Molecular dynamics simulations of protein-membrane interactions focusing on PI3Kα and its oncogenic mutants : a thesis presented in fulfilment of the requirements for the degree of Doctor of Philosophy in Computational Biochemistry at Massey University, Albany, New Zealand
The interactions between proteins and membranes are key to many aspects of biological function.

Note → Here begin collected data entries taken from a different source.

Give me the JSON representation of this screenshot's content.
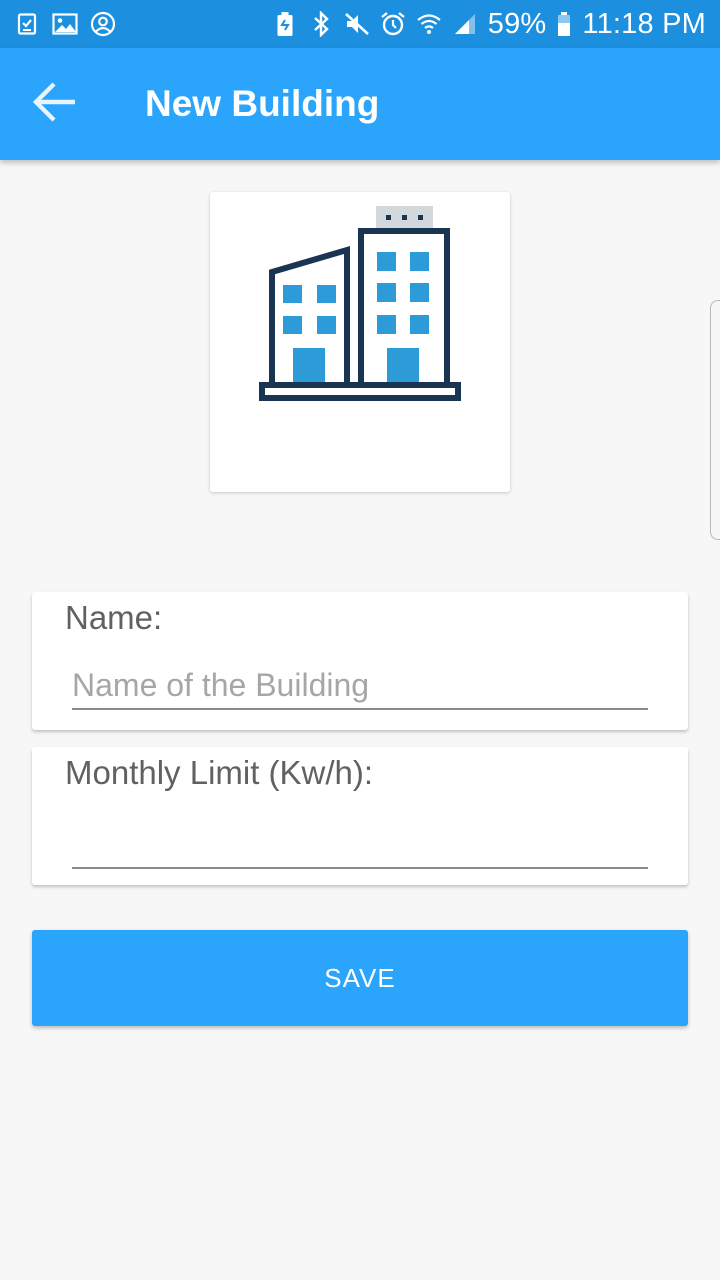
{
  "status_bar": {
    "battery_percent": "59%",
    "time": "11:18 PM",
    "icons_left": [
      "task-icon",
      "image-icon",
      "account-circle-icon"
    ],
    "icons_right": [
      "battery-saver-icon",
      "bluetooth-icon",
      "mute-icon",
      "alarm-icon",
      "wifi-icon",
      "signal-icon",
      "battery-icon"
    ]
  },
  "app_bar": {
    "title": "New Building",
    "back_icon": "arrow-back-icon"
  },
  "building_image": {
    "icon": "building-icon"
  },
  "form": {
    "name_label": "Name:",
    "name_placeholder": "Name of the Building",
    "name_value": "",
    "limit_label": "Monthly Limit (Kw/h):",
    "limit_placeholder": "",
    "limit_value": ""
  },
  "actions": {
    "save_label": "SAVE"
  },
  "colors": {
    "status_bar": "#1d8fdf",
    "app_bar": "#2ba5fb",
    "button": "#2ba5fb",
    "building_outline": "#1a3552",
    "building_windows": "#2d9bd8"
  }
}
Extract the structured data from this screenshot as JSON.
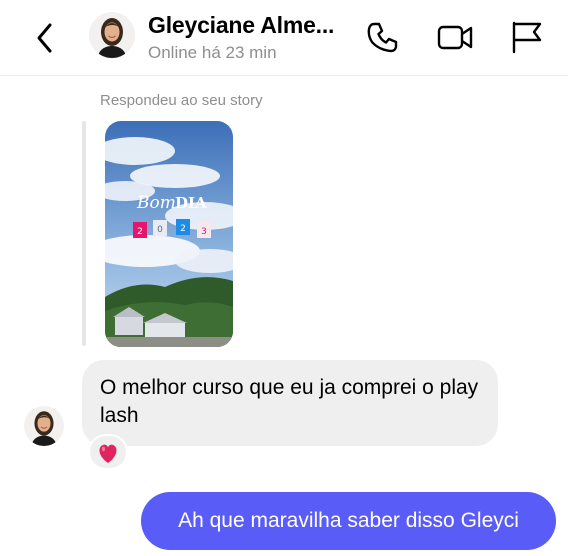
{
  "header": {
    "contact_name": "Gleyciane Alme...",
    "status": "Online há 23 min",
    "icons": {
      "back": "chevron-left-icon",
      "call": "phone-icon",
      "video": "video-camera-icon",
      "report": "flag-icon"
    }
  },
  "story_reply": {
    "caption": "Respondeu ao seu story",
    "story_text": {
      "greeting_a": "Bom",
      "greeting_b": "DIA",
      "year_digits": [
        "2",
        "0",
        "2",
        "3"
      ]
    }
  },
  "messages": [
    {
      "direction": "incoming",
      "text": "O melhor curso que eu ja comprei o play lash",
      "reaction": "❤️"
    },
    {
      "direction": "outgoing",
      "text": "Ah que maravilha saber disso Gleyci"
    }
  ],
  "colors": {
    "outgoing_bubble": "#5a5cf7",
    "incoming_bubble": "#efefef",
    "secondary_text": "#8e8e8e",
    "heart": "#e0245e"
  }
}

Molecular dynamics simulations can provide insight into both atomic-level structural details and
energetics of protein-membrane interactions. This thesis describes the development of a
physiologically accurate brain lipid bilayer, and its use in molecular dynamics simulations to
characterise how proteins that are important drug targets interact with the cell membrane. A
method for rapidly identifying the orientation of a protein that interacts most favourably with a
membrane was also developed and tested.
The first chapter provides an introduction to molecular dynamics and its role in the context of this
The second chapter details the development of a cellular membrane with a physiologically
representative brain lipid composition. This was done through the testing of simple systems prior to
the construction of two more complex lipid bilayers comprising phosphatidylethanolamine (PE),
phosphatidylcholine (PC), phosphatidylserine (PS), phosphatidylinositide 4,5 bisphosphate (PIP2),
sphingomyelin, and cholesterol.
The third chapter implements the brain lipid bilayer in the development of a rotational interaction
energy screening method designed to predict the most favourable orientation of a protein with
respect to the cellular membrane. The functionality of the method was validated through application
to two membrane proteins commonly implicated in cancer: the phosphatase and tensin homolog
(PTEN), and the p110α-p85α phosphatidyl-inositol kinase (PI3Kα) complex.
The fourth chapter corresponds to the main focus of this research, the behaviour of wild type PI3Kα
and two of its oncogenic mutants (E545K and H1047R) with regards to membrane and substrate
interaction. It was primarily found that H1047R’s increased membrane affinity allowed it to sample a
catalytically competent orientation independently of Ras, unlike the wild type. Furthermore, it was
also found that the position of the C terminal tail with regards to the substrate binding pocket was
crucial in the achievement of a catalytically competent position against the cellular membrane.
The fifth and final chapter describes a cytochrome P450 system embedded in a cellular membrane. It
was primarily found that the properties of its ingress and egress tunnels depended on the presence
or absence of a substrate in the active site.